Download or read book Teaching the Bible through Popular Culture and the Arts written by Mark Roncace and published by Society of Biblical Lit. This book was released on 2012-11-01 with total page 404 pages. Available in PDF, EPUB and Kindle. Book excerpt: This resource enables biblical studies instructors to facilitate engaging classroom experiences by drawing on the arts and popular culture. It offers brief overviews of hundreds of easily accessible examples of art, film, literature, music, and other media and outlines strategies for incorporating them effectively and concisely in the classroom. Although designed primarily for college and seminary courses on the Bible, the ideas can easily be adapted for classes such as “Theology and Literature” or “Religion and Art” as well as for nonacademic settings. This compilation is an invaluable resource for anyone who teaches the Bible.
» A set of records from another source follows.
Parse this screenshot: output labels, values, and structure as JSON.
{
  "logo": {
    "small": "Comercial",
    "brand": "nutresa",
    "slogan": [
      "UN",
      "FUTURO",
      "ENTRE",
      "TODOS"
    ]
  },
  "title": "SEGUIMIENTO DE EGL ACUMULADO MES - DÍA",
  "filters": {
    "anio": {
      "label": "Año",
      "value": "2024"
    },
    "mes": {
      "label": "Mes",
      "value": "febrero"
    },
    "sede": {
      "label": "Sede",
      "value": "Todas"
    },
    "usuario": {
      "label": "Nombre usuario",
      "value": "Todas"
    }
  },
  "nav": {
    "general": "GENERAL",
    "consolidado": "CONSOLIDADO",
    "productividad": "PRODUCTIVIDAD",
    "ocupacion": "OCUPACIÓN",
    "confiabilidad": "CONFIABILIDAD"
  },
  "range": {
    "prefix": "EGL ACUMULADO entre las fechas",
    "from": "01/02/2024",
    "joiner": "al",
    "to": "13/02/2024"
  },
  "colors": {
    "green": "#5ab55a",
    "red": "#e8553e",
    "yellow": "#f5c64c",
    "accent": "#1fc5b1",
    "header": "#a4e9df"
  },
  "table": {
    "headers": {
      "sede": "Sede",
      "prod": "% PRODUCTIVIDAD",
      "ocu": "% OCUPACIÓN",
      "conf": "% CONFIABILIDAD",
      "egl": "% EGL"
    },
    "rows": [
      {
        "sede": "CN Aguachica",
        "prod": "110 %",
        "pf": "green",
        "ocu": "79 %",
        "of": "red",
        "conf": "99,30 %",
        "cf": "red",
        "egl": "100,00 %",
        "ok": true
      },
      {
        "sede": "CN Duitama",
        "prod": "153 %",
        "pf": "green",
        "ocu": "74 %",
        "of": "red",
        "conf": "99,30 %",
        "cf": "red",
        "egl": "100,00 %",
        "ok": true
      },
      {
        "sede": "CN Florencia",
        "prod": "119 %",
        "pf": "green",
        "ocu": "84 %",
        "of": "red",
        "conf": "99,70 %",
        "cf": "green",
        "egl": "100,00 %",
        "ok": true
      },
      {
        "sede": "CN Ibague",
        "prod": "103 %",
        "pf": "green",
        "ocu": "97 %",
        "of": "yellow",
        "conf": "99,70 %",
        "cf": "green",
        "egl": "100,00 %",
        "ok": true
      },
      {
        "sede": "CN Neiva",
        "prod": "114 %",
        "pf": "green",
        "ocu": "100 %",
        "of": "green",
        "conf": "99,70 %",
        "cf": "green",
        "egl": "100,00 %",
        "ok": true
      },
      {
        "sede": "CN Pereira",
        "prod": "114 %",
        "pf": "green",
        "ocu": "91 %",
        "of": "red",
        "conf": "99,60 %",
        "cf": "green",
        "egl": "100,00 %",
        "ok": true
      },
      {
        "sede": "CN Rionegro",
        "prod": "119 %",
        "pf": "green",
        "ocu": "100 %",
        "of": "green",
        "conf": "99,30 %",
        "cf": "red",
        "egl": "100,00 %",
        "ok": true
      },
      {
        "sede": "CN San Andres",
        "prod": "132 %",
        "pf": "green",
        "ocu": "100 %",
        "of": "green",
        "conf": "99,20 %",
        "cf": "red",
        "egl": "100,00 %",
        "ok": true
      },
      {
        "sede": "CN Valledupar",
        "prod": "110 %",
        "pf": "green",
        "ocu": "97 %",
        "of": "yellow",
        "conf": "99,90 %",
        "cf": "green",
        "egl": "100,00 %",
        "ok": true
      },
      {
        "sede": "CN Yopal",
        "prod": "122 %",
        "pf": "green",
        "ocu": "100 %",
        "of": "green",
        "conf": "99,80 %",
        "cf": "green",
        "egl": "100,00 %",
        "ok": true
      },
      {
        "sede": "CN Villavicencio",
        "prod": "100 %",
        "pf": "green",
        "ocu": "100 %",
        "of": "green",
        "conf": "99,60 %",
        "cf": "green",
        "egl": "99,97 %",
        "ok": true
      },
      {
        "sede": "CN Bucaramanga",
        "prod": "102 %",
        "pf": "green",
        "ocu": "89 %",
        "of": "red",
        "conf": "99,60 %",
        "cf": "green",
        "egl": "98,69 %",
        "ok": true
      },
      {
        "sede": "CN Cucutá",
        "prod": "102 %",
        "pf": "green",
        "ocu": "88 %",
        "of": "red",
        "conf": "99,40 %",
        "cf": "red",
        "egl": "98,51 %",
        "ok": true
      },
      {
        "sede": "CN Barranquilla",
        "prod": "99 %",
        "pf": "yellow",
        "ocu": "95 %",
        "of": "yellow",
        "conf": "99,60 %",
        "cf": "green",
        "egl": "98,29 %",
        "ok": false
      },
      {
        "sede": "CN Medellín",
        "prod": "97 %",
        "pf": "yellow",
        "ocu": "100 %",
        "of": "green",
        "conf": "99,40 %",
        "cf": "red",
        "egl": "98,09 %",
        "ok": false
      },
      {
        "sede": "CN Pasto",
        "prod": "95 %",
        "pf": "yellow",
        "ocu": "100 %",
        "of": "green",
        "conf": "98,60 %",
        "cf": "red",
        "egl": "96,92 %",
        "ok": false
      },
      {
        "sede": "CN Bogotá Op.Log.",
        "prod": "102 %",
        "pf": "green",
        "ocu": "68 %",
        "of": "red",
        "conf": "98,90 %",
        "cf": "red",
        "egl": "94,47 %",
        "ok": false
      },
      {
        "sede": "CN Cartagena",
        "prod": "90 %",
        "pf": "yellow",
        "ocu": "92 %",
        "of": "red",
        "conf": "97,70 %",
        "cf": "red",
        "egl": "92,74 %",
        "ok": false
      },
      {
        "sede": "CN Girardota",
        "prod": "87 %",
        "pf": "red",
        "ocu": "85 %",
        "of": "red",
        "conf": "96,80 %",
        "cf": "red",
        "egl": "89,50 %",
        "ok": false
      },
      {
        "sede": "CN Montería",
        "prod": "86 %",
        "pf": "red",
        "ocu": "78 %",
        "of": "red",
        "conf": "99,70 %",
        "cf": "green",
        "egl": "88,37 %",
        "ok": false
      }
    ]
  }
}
Book The Gospel and Contemporary Culture

Download or read book The Gospel and Contemporary Culture written by Hugh Montefiore and published by Geoffrey Chapman Publishers. This book was released on 1992 with total page 200 pages. Available in PDF, EPUB and Kindle. Book excerpt: "The need for inculturation in contemporary society is becoming increasingly urgent. Mainstream churches, dangerously inward-looking, have now recognized the need to look out at the people they live among in the Decade of Evangelism. In order to evangelize successfully we must understand how the values underlying contemporary culture and those underpinning the Gospel differ; we must test the fundamental assumptions of society by the yardstick of the Gospel, and the Gospel we preach by its relevance to that society."--BOOK JACKET.Title Summary field provided by Blackwell North America, Inc. All Rights Reserved

Book THE CHURCH COMMUNITY IN CONTEMPORARY CULTURE

Download or read book THE CHURCH COMMUNITY IN CONTEMPORARY CULTURE written by Kieran Beville and published by Christian Publishing House. This book was released on 2016-02-12 with total page 229 pages. Available in PDF, EPUB and Kindle. Book excerpt: Once upon a time, Postmodernism was a buzz word. It pronounced Modernism dead or at least in the throes of death. It was a wave that swept over Christendom, promising to wash away sterile, dogmatic and outmoded forms of church. But whatever happened to postmodernism? It was regarded as the start of a major historical transition to something new and promising and hailed as a major paradigm shift. Is it a philosophy that has passed its "sell-by" date? No! The radical fringe has become the dominant view and has been integrated into all aspects of life, including the Christian church. With the emergence of multicultural societies comes interaction with different belief systems and religions. Values like tolerance and a dislike of dogmatism have become key operating concepts, which reflect a change in worldview. This change is affecting every area of life, including the way we believe and what we believe. The effects are far-reaching. Postmodernism presents new challenges and opportunities for Christians. In this book Kieran Beville presents Postmodernism as a quest for significance, meaning and belonging and outlines evangelistic strategies for reaching Postmodern people with the abiding good news of the gospel.